The DocuSign API uses several terms and concepts throughout.


An object that represents the content to be reviewed or signed by a recipient. Before they’re converted, documents can be in various formats including PDF, Word, HTML, and others.

Documents have names and are always base64-encoded within the DocuSign system.


An object that contains the documents you are sending. The envelope contains information about the sender, the recipients, and timestamps that indicate delivery progress. The envelope also specifies the location of the tabs for each document it contains.

Integrator Key

An integrator key is a unique identifier for each DocuSign integration. It is required for all API calls (REST and SOAP) to any DocuSign service. You can generate integrator keys at no cost in your developer sandbox. See the QuickStart topic to learn how to generate an Integrator Key.

To move your integration to production so that you can make legally binding signature requests, your integration must be certfied, and you must purchase an API plan.

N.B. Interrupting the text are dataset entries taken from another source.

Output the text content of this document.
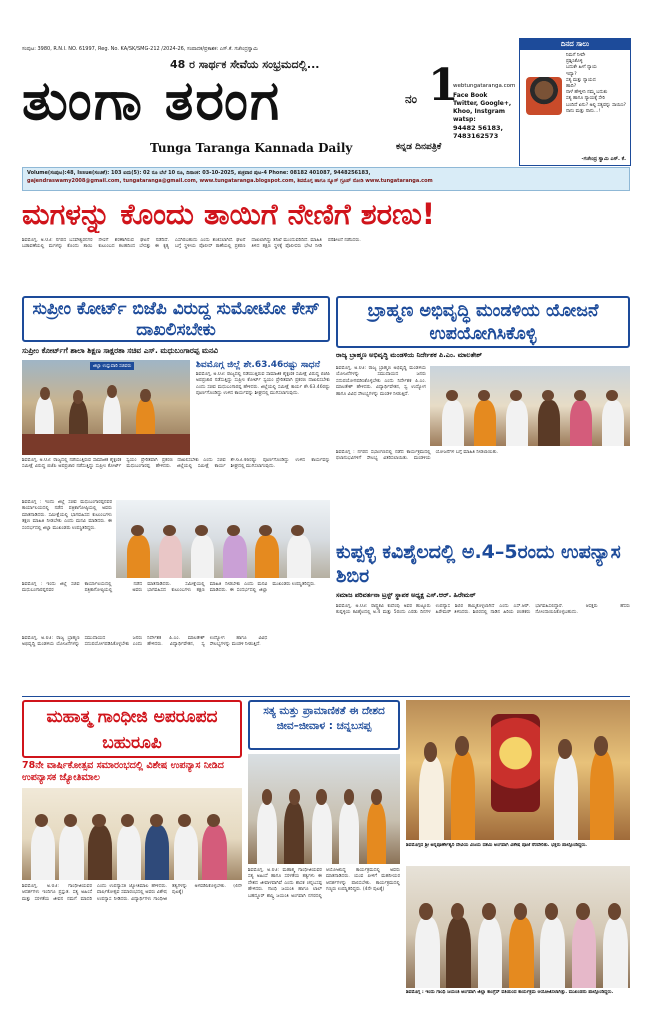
ಸಂಪುಟ: 3980, R.N.I. NO. 61997, Reg. No. KA/SK/SMG-212 /2024-26, ಸಂಪಾದಕ/ಪ್ರಕಾಶಕ: ಎಸ್.ಕೆ. ಗಜೇಂದ್ರಸ್ವಾಮಿ
48 ರ ಸಾರ್ಥಕ ಸೇವೆಯ ಸಂಭ್ರಮದಲ್ಲಿ...
ತುಂಗಾ ತರಂಗ	ನಂ 1
Tunga Taranga Kannada Daily	ಕನ್ನಡ ದಿನಪತ್ರಿಕೆ
webtungataranga.com
Face Book
Twitter, Google+,
Khoo, Instgram
watsp:
94482 56183,
7483162573
ದಿನದ ಸಾಲು
ನಿಮಗೆ ನೀವೇ
ಪ್ರಶ್ನಿಸಿಕೊಳ್ಳಿ
ಬದುಕೇ ಹೀಗೆ ನ್ಯಾಯ
ಇದ್ಯಾ?
ಸತ್ಯ ಮತ್ತು ನ್ಯಾಯದ
ಹಾದಿ?
ನಾಳೆ ಹೇಳ್ತೀನಿ ನಮ್ಮ ಬದುಕು
ಸತ್ಯ ಹಾಗೂ ನ್ಯಾಯಕ್ಕೆ ಸೇರಿ
ಬಂದಿದೆ ಏನು? ಅಲ್ಲಿ ಸತ್ಯವನ್ನು ಸಾಯಿಸಿ?
ನಾನು ಮತ್ತು ನಾನು...!
-ಗಜೇಂದ್ರ ಸ್ವಾಮಿ ಎಸ್. ಕೆ.
Volume(ಸಂಪುಟ):48, Issue(ಸಂಚಿಕೆ): 103 ಐದು(5): 02 ರೂ ಬೆಲೆ 10 ರೂ, ದಿನಾಂಕ: 03-10-2025, ಶುಕ್ರವಾರ ಪುಟ-4 Phone: 08182 401087, 9448256183,
gajendraswamy2008@gmail.com, tungataranga@gmail.com, www.tungataranga.blogspot.com, ಶಿವಮೊಗ್ಗ ಹಾಗೂ ನ್ಯೂಸ್ ಗ್ರೂಪ್ ನೋಡಿ www.tungataranga.com
ಮಗಳನ್ನು ಕೊಂದು ತಾಯಿಗೆ ನೇಣಿಗೆ ಶರಣು!
ಶಿವಮೊಗ್ಗ, ಅ.03: ನಗರದ ಬಸವೇಶ್ವರನಗರ ಬಡಾವಣೆಯಲ್ಲಿ ಮಗಳನ್ನು ಕೊಂದು ತಾಯಿ ನೇಣಿಗೆ ಶರಣಾಗಿರುವ ಘಟನೆ ನಡೆದಿದೆ. ಕುಟುಂಬದ ಕಲಹದಿಂದ ಬೇಸತ್ತು ಈ ಕೃತ್ಯ ಎಸಗಿರಬಹುದು ಎಂದು ಶಂಕಿಸಲಾಗಿದೆ. ಘಟನೆ ಬಗ್ಗೆ ಸ್ಥಳೀಯ ಪೊಲೀಸ್ ಠಾಣೆಯಲ್ಲಿ ಪ್ರಕರಣ ದಾಖಲಾಗಿದ್ದು ತನಿಖೆ ಮುಂದುವರಿದಿದೆ. ಮಾಹಿತಿ ತಿಳಿದ ತಕ್ಷಣ ಸ್ಥಳಕ್ಕೆ ಪೊಲೀಸರು ಭೇಟಿ ನೀಡಿ ಪರಿಶೀಲನೆ ನಡೆಸಿದರು.
ಸುಪ್ರೀಂ ಕೋರ್ಟ್ ಬಿಜೆಪಿ ವಿರುದ್ದ ಸುಮೋಟೋ ಕೇಸ್ ದಾಖಲಿಸಬೇಕು
ಸುಪ್ರೀಂ ಕೋರ್ಟ್‌ಗೆ ಶಾಲಾ ಶಿಕ್ಷಣ ಸಾಕ್ಷರತಾ ಸಚಿವ ಎಸ್. ಮಧುಬಂಗಾರಪ್ಪ ಮನವಿ
ಜಿಲ್ಲಾ ಉಸ್ತುವಾರಿ ಸಚಿವರು	ಶಿವಮೊಗ್ಗ ಜಿಲ್ಲೆ ಶೇ.63.46ರಷ್ಟು ಸಾಧನೆ
ಶಿವಮೊಗ್ಗ, ಅ.03: ರಾಜ್ಯದಲ್ಲಿ ನಡೆಯುತ್ತಿರುವ ಸಾಮಾಜಿಕ ಶೈಕ್ಷಣಿಕ ಸಮೀಕ್ಷೆ ವಿರುದ್ಧ ಬಿಜೆಪಿ ಅಪಪ್ರಚಾರ ನಡೆಸುತ್ತಿದ್ದು ಸುಪ್ರೀಂ ಕೋರ್ಟ್ ಸ್ವಯಂ ಪ್ರೇರಿತವಾಗಿ ಪ್ರಕರಣ ದಾಖಲಿಸಬೇಕು ಎಂದು ಸಚಿವ ಮಧುಬಂಗಾರಪ್ಪ ಹೇಳಿದರು. ಜಿಲ್ಲೆಯಲ್ಲಿ ಸಮೀಕ್ಷೆ ಕಾರ್ಯ ಶೇ.63.46ರಷ್ಟು ಪೂರ್ಣಗೊಂಡಿದ್ದು ಉಳಿದ ಕಾರ್ಯವನ್ನು ಶೀಘ್ರದಲ್ಲಿ ಮುಗಿಸಲಾಗುವುದು.
ಶಿವಮೊಗ್ಗ, ಅ.03: ರಾಜ್ಯದಲ್ಲಿ ನಡೆಯುತ್ತಿರುವ ಸಾಮಾಜಿಕ ಶೈಕ್ಷಣಿಕ ಸಮೀಕ್ಷೆ ವಿರುದ್ಧ ಬಿಜೆಪಿ ಅಪಪ್ರಚಾರ ನಡೆಸುತ್ತಿದ್ದು ಸುಪ್ರೀಂ ಕೋರ್ಟ್ ಸ್ವಯಂ ಪ್ರೇರಿತವಾಗಿ ಪ್ರಕರಣ ದಾಖಲಿಸಬೇಕು ಎಂದು ಸಚಿವ ಮಧುಬಂಗಾರಪ್ಪ ಹೇಳಿದರು. ಜಿಲ್ಲೆಯಲ್ಲಿ ಸಮೀಕ್ಷೆ ಕಾರ್ಯ ಶೇ.63.46ರಷ್ಟು ಪೂರ್ಣಗೊಂಡಿದ್ದು ಉಳಿದ ಕಾರ್ಯವನ್ನು ಶೀಘ್ರದಲ್ಲಿ ಮುಗಿಸಲಾಗುವುದು.
ಶಿವಮೊಗ್ಗ : ಇಂದು ಜಿಲ್ಲೆ ಸಚಿವ ಮಧುಬಂಗಾರಪ್ಪನವರ ಕಾರ್ಯಾಲಯದಲ್ಲಿ ನಡೆದ ಪತ್ರಿಕಾಗೋಷ್ಠಿಯಲ್ಲಿ ಅವರು ಮಾತನಾಡಿದರು. ಸಮೀಕ್ಷೆಯಲ್ಲಿ ಭಾಗವಹಿಸದ ಕುಟುಂಬಗಳು ತಕ್ಷಣ ಮಾಹಿತಿ ನೀಡಬೇಕು ಎಂದು ಮನವಿ ಮಾಡಿದರು. ಈ ಸಂದರ್ಭದಲ್ಲಿ ಜಿಲ್ಲಾ ಮುಖಂಡರು ಉಪಸ್ಥಿತರಿದ್ದರು.
ಶಿವಮೊಗ್ಗ : ಇಂದು ಜಿಲ್ಲೆ ಸಚಿವ ಮಧುಬಂಗಾರಪ್ಪನವರ ಕಾರ್ಯಾಲಯದಲ್ಲಿ ನಡೆದ ಪತ್ರಿಕಾಗೋಷ್ಠಿಯಲ್ಲಿ ಅವರು ಮಾತನಾಡಿದರು. ಸಮೀಕ್ಷೆಯಲ್ಲಿ ಭಾಗವಹಿಸದ ಕುಟುಂಬಗಳು ತಕ್ಷಣ ಮಾಹಿತಿ ನೀಡಬೇಕು ಎಂದು ಮನವಿ ಮಾಡಿದರು. ಈ ಸಂದರ್ಭದಲ್ಲಿ ಜಿಲ್ಲಾ ಮುಖಂಡರು ಉಪಸ್ಥಿತರಿದ್ದರು.
ಬ್ರಾಹ್ಮಣ ಅಭಿವೃದ್ಧಿ ಮಂಡಳಿಯ ಯೋಜನೆ ಉಪಯೋಗಿಸಿಕೊಳ್ಳಿ
ರಾಜ್ಯ ಬ್ರಾಹ್ಮಣ ಅಭಿವೃದ್ಧಿ ಮಂಡಳಿಯ ನಿರ್ದೇಶಕ ಪಿ.ಎಂ. ಮಾಲತೇಶ್
ಶಿವಮೊಗ್ಗ, ಅ.03: ರಾಜ್ಯ ಬ್ರಾಹ್ಮಣ ಅಭಿವೃದ್ಧಿ ಮಂಡಳಿಯ ಯೋಜನೆಗಳನ್ನು ಸಮುದಾಯದ ಜನರು ಸದುಪಯೋಗಪಡಿಸಿಕೊಳ್ಳಬೇಕು ಎಂದು ನಿರ್ದೇಶಕ ಪಿ.ಎಂ. ಮಾಲತೇಶ್ ಹೇಳಿದರು. ವಿದ್ಯಾರ್ಥಿವೇತನ, ಸ್ವ ಉದ್ಯೋಗ ಹಾಗೂ ವಿವಿಧ ಸೌಲಭ್ಯಗಳನ್ನು ಮಂಡಳಿ ನೀಡುತ್ತಿದೆ.
ಶಿವಮೊಗ್ಗ : ನಗರದ ಸಭಾಂಗಣದಲ್ಲಿ ನಡೆದ ಕಾರ್ಯಕ್ರಮದಲ್ಲಿ ಫಲಾನುಭವಿಗಳಿಗೆ ಸೌಲಭ್ಯ ವಿತರಿಸಲಾಯಿತು. ಮಂಡಳಿಯ ಯೋಜನೆಗಳ ಬಗ್ಗೆ ಮಾಹಿತಿ ನೀಡಲಾಯಿತು.
ಕುಪ್ಪಳ್ಳಿ ಕವಿಶೈಲದಲ್ಲಿ ಅ.4–5ರಂದು ಉಪನ್ಯಾಸ ಶಿಬಿರ
ಸಮಾಜ ಪರಿವರ್ತನಾ ಟ್ರಸ್ಟ್ ಸ್ಥಾಪಕ ಅಧ್ಯಕ್ಷ ಎಸ್.ಆರ್. ಹಿರೇಮಠ್
ಶಿವಮೊಗ್ಗ, ಅ.03: ರಾಷ್ಟ್ರಕವಿ ಕುವೆಂಪು ಅವರ ಹುಟ್ಟೂರು ಕುಪ್ಪಳ್ಳಿಯ ಕವಿಶೈಲದಲ್ಲಿ ಅ.4 ಮತ್ತು 5ರಂದು ಎರಡು ದಿನಗಳ ಉಪನ್ಯಾಸ ಶಿಬಿರ ಹಮ್ಮಿಕೊಳ್ಳಲಾಗಿದೆ ಎಂದು ಎಸ್.ಆರ್. ಹಿರೇಮಠ್ ತಿಳಿಸಿದರು. ಶಿಬಿರದಲ್ಲಿ ನಾಡಿನ ಹಿರಿಯ ಚಿಂತಕರು ಭಾಗವಹಿಸಲಿದ್ದಾರೆ. ಆಸಕ್ತರು ಹೆಸರು ನೋಂದಾಯಿಸಿಕೊಳ್ಳಬಹುದು.
ಶಿವಮೊಗ್ಗ, ಅ.03: ರಾಜ್ಯ ಬ್ರಾಹ್ಮಣ ಅಭಿವೃದ್ಧಿ ಮಂಡಳಿಯ ಯೋಜನೆಗಳನ್ನು ಸಮುದಾಯದ ಜನರು ಸದುಪಯೋಗಪಡಿಸಿಕೊಳ್ಳಬೇಕು ಎಂದು ನಿರ್ದೇಶಕ ಪಿ.ಎಂ. ಮಾಲತೇಶ್ ಹೇಳಿದರು. ವಿದ್ಯಾರ್ಥಿವೇತನ, ಸ್ವ ಉದ್ಯೋಗ ಹಾಗೂ ವಿವಿಧ ಸೌಲಭ್ಯಗಳನ್ನು ಮಂಡಳಿ ನೀಡುತ್ತಿದೆ.
ಮಹಾತ್ಮ ಗಾಂಧೀಜಿ ಅಪರೂಪದ ಬಹುರೂಪಿ
78ನೇ ವಾರ್ಷಿಕೋತ್ಸವ ಸಮಾರಂಭದಲ್ಲಿ ವಿಶೇಷ ಉಪನ್ಯಾಸ ನೀಡಿದ ಉಪನ್ಯಾಸಕ ಜ್ಯೋತಿಮಾಲ
ಶಿವಮೊಗ್ಗ, ಅ.03: ಗಾಂಧೀಜಿಯವರ ಆದರ್ಶಗಳು ಇಂದಿಗೂ ಪ್ರಸ್ತುತ. ಸತ್ಯ ಅಹಿಂಸೆ ಮತ್ತು ಸರಳತೆಯ ಜೀವನ ನಮಗೆ ಮಾದರಿ ಎಂದು ಉಪನ್ಯಾಸಕಿ ಜ್ಯೋತಿಮಾಲ ಹೇಳಿದರು. ವಾರ್ಷಿಕೋತ್ಸವ ಸಮಾರಂಭದಲ್ಲಿ ಅವರು ವಿಶೇಷ ಉಪನ್ಯಾಸ ನೀಡಿದರು. ವಿದ್ಯಾರ್ಥಿಗಳು ಗಾಂಧೀಜಿ ತತ್ವಗಳನ್ನು ಅಳವಡಿಸಿಕೊಳ್ಳಬೇಕು. (4ನೇ ಪುಟಕ್ಕೆ)
ಸತ್ಯ ಮತ್ತು ಪ್ರಾಮಾಣಿಕತೆ ಈ ದೇಶದ ಜೀವ–ಜೀವಾಳ : ಚನ್ನಬಸಪ್ಪ
ಶಿವಮೊಗ್ಗ, ಅ.03: ಮಹಾತ್ಮ ಗಾಂಧೀಜಿಯವರ ಸತ್ಯ ಅಹಿಂಸೆ ಹಾಗೂ ಸರಳತೆಯ ತತ್ವಗಳು ಈ ದೇಶದ ಜೀವಾಳವಾಗಿವೆ ಎಂದು ಶಾಸಕ ಚನ್ನಬಸಪ್ಪ ಹೇಳಿದರು. ಗಾಂಧಿ ಜಯಂತಿ ಹಾಗೂ ಲಾಲ್ ಬಹದ್ದೂರ್ ಶಾಸ್ತ್ರಿ ಜಯಂತಿ ಅಂಗವಾಗಿ ನಗರದಲ್ಲಿ ಆಯೋಜಿಸಿದ್ದ ಕಾರ್ಯಕ್ರಮದಲ್ಲಿ ಅವರು ಮಾತನಾಡಿದರು. ಯುವ ಪೀಳಿಗೆ ಮಹನೀಯರ ಆದರ್ಶಗಳನ್ನು ಪಾಲಿಸಬೇಕು. ಕಾರ್ಯಕ್ರಮದಲ್ಲಿ ಗಣ್ಯರು ಉಪಸ್ಥಿತರಿದ್ದರು. (4ನೇ ಪುಟಕ್ಕೆ)
ಶಿವಮೊಗ್ಗದ ಶ್ರೀ ಅನ್ನಪೂರ್ಣೇಶ್ವರಿ ದೇವಿಯ ವಿಜಯ ದಶಮಿ ಅಂಗವಾಗಿ ವಿಶೇಷ ಪೂಜೆ ನೆರವೇರಿತು. ಭಕ್ತರು ಪಾಲ್ಗೊಂಡಿದ್ದರು.
ಶಿವಮೊಗ್ಗ : ಇಂದು ಗಾಂಧಿ ಜಯಂತಿ ಅಂಗವಾಗಿ ಜಿಲ್ಲಾ ಕಾಂಗ್ರೆಸ್ ವತಿಯಿಂದ ಕಾರ್ಯಕ್ರಮ ಆಯೋಜಿಸಲಾಗಿತ್ತು. ಮುಖಂಡರು ಪಾಲ್ಗೊಂಡಿದ್ದರು.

See the Go Live section for details.


Someone who receives an envelope. There are different types of recipients:

  • Recipients who can sign (or initial) the documents and can add information where indicated by tabs.
  • Recipients who receive a copy of the documents or must click to confirm that they’ve viewed the documents.
  • Signer recipients who can sign in person and can sign offline when no internet access is available.

The object representing a recipient contains information such as the recipient’s name, email address, whether they will receive notifications, id verification methods, and their routing order for the document.

Recipient Groups define a pool of recipients who can sign the document. Only one person in the group needs to sign the document. For example, if a document is sent to “Legal” for signing, the first person within the Legal group who chooses to do so can sign the document. Once one person has signed from the group, no one else in the group can sign.

Service Integration

A service integration is a service that integrates directly with a DocuSign account. This kind of integration is typically reserved for backend services that authenticate on the DocuSign platform, without the involvement of an end user. For example, a backend application could be integrated into a line of business applications to automatically send non-disclosure agreements to new employees. For these types of applications, you should use Service Integration Authentication.

Supplemental Documents

Supplemental documents are supporting materials such as disclosures and other informational documents that need to accompany a document sent for signature. These supplemental documents are available to the signer to view and acknowledge, without making the envelope too large or confusing for signers.

Tab or Tag

An object representing a DocuSign Tab (also known as a Tag or Stick-eTab®) on a document. Tabs are represented graphically as symbols on documents at the time of signing. There are three general categories of tabs within the system:

  • Signature and Initials tabs show signers where to sign or initial a document:

    sign-here-tab initial-here-tab

  • Information tabs are used to include data elements in a document, similar to Macros. For example, a tab can automatically fill in the Company Name and Title for a recipient, or when the document is signed.

    date-tab company-tab title-tab

  • Editable tabs are data fields, that allow signers to add or update data in a document.



A prefconfigured envelope with specific documents, recipient roles, recipient routing order, recipient authentication, signing tabs, and information fields. Templates can also contain set signing instructions for the document and signature attachment requests. You can create templates that allow the sender to make changes before sending the envelope.

Templates are a powerful tool that save setup steps when multiple documents need to be handled in a similar manner. Templates can also be used to make integration projects easier. Instead of using the API to specify all of the envelope information, you can use the DocuSign web interface to create a template, then use the template to send the document from the API.

User Application

A user application is a client that authenticates every end user with DocuSign. These applications are typically web services, mobile applications, or desktop programs that authenticate individual users on the DocuSign platform. Once authenticated, users give consent for the application to display, send, or sign envelopes from their account. For user applications, you should use the Authorization Code or Implicit OAuth grant types.